Frank the Weaver

Frank the Weaver

Luis Fernández-Galiano 
01/01/1990


© Wesley Harrison

Gehry’s best building is a chair. Built with interwoven laminated wood, its flexible, resistent warp gives under the weight of the body just like a cosy, domestic basket. In the workshop of his studio, the architect tries each prototype with the sparkling eye and eager delight of an inventor or a child, and invites the visitor to take part in the game. If some furniture pieces make the architect-bricklayer a carpenter, these braided chairs make him a weaver.

In his sketches, the tangle of the lines weaves the shapes, which emerge from the muddled thread like a knitted work of the needles. The geometries of architecture crystallize inside a vague fog; the architect grinds the paper with a pen, and out of such pertinacious effort what emerges in the graphic mortar are prisms evoking the crystals of a geode.
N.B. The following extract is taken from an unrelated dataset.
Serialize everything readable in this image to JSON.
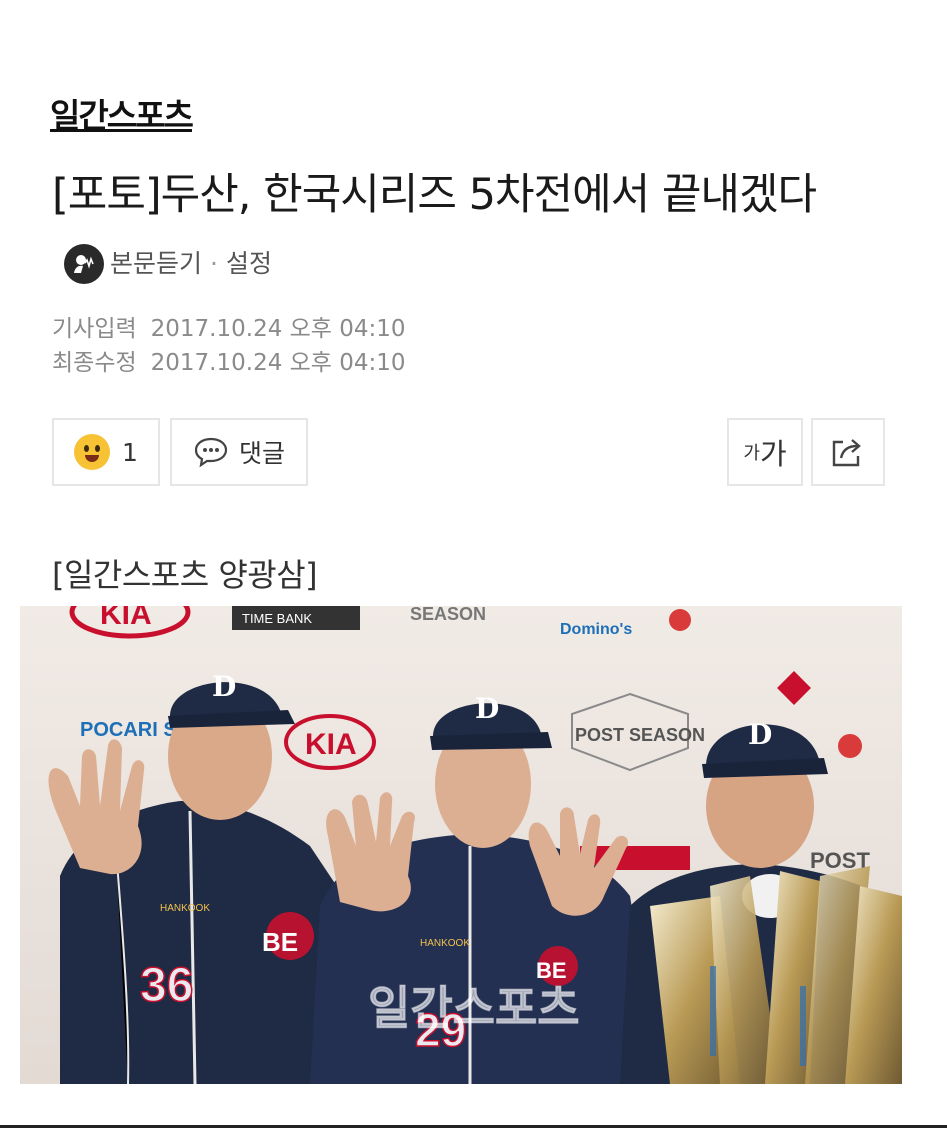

These exact and haphazard forms become models altered an infinite number of times, tough and elegant pieces of carpentry, ephemeral or permanent scenographies, buildings at last.

Son of Goldberg and Caplansky, a Jewish boy in a Catholic neighborhood of Toronto, he moved from a Canadian adolescence to a Californian youth, from his grandfather’s hardware shop to a cousin’s delivery truck in Los Angeles and the still mythical Hollywood of the early 1950s. Architecturally, those were the years of John Entenza and the Case Study Houses; the young night-school student would entangle his steps with those of some protagonists of the time, people like Raphael Soriano and Julius Schulman, and the California that venerated Schindler and Neutra would end up making an architect of him.

Francois Truffaut once said that the entire career of a film director is already present in his first one hundred and fifty feet of film. If this is true, Gehry's first one hundred and fifty feet were the house and studio he built in 1964 for the graphic designer Lou Danziger on Melrose Avenue. Common materials, volumetric fragmentation and masterful manipulation of light are already present in this first work. Between David Hockney and Donald Judd, this box with angst encloses both American pragmatism and the stripped tension of the Mitteleuropa avant-garde.

After that box—opaque and povera, trivial and refined, of an exquisite, anotiymous hermeticism as potent and silent as a Serra piece—Gehry’s architecture would go on to explore other registers, from Morandi still Ufes to Merz expressionism, but always in syntony with an exhuberant city which has given the architect as much as he has given it. With a studio that in this ever changing place is a permanent reference, which converts clients into disciples and disciples into clients and through which have passed a good number of today’s more talented young architects, Frank Gehry cannot be set apart from the energetic and chaotic fascination of Los Angeles.

The visceral immediacy of his forms expresses the forces that generate them as much as those that decompose them. If Gehry is a seismograph, he is a seismograph of those genetic earthquakes that evoke the tensions of creative effort with the eloquence of canvass or sculpted stone. More than to the integration of the arts, these forms aspire to the homologation of architecture alongside the other arts. Gehry’s buildings are the built proof that architecture can be manipulated with the instruments and methods of other fields of artistic practice.

Born in 1929, Frank Gehry is a child of the Depression. In 1933, when at its worst, a Chicago-born cartoonist launched from Hollywood a parable that moved America: the three little pigs. These three animal architects—who in their building activity, though Walt Disney had never read Gottfried Semper, personified the old archetypes of weaver, carpenter and bricklayer—gave a demoralized nation an upbeat message about willpower and one’s capacity to resist misfortune.

Frank Gehry’s architecture possesses a similar mood, spirited and confident, within an urban ambience of confusion, despondent and disordered; however, the shelter offered us is not a house of solid brick but a flimsy structure of interlaced straw. Frank the weaver is not afraid of the big bad wolf, knowing only too well that he will succeed in trapping it in the spider web of his hanks of wire, bewilder it with his haunting textile scenographies, light and tenacious like wicker faces.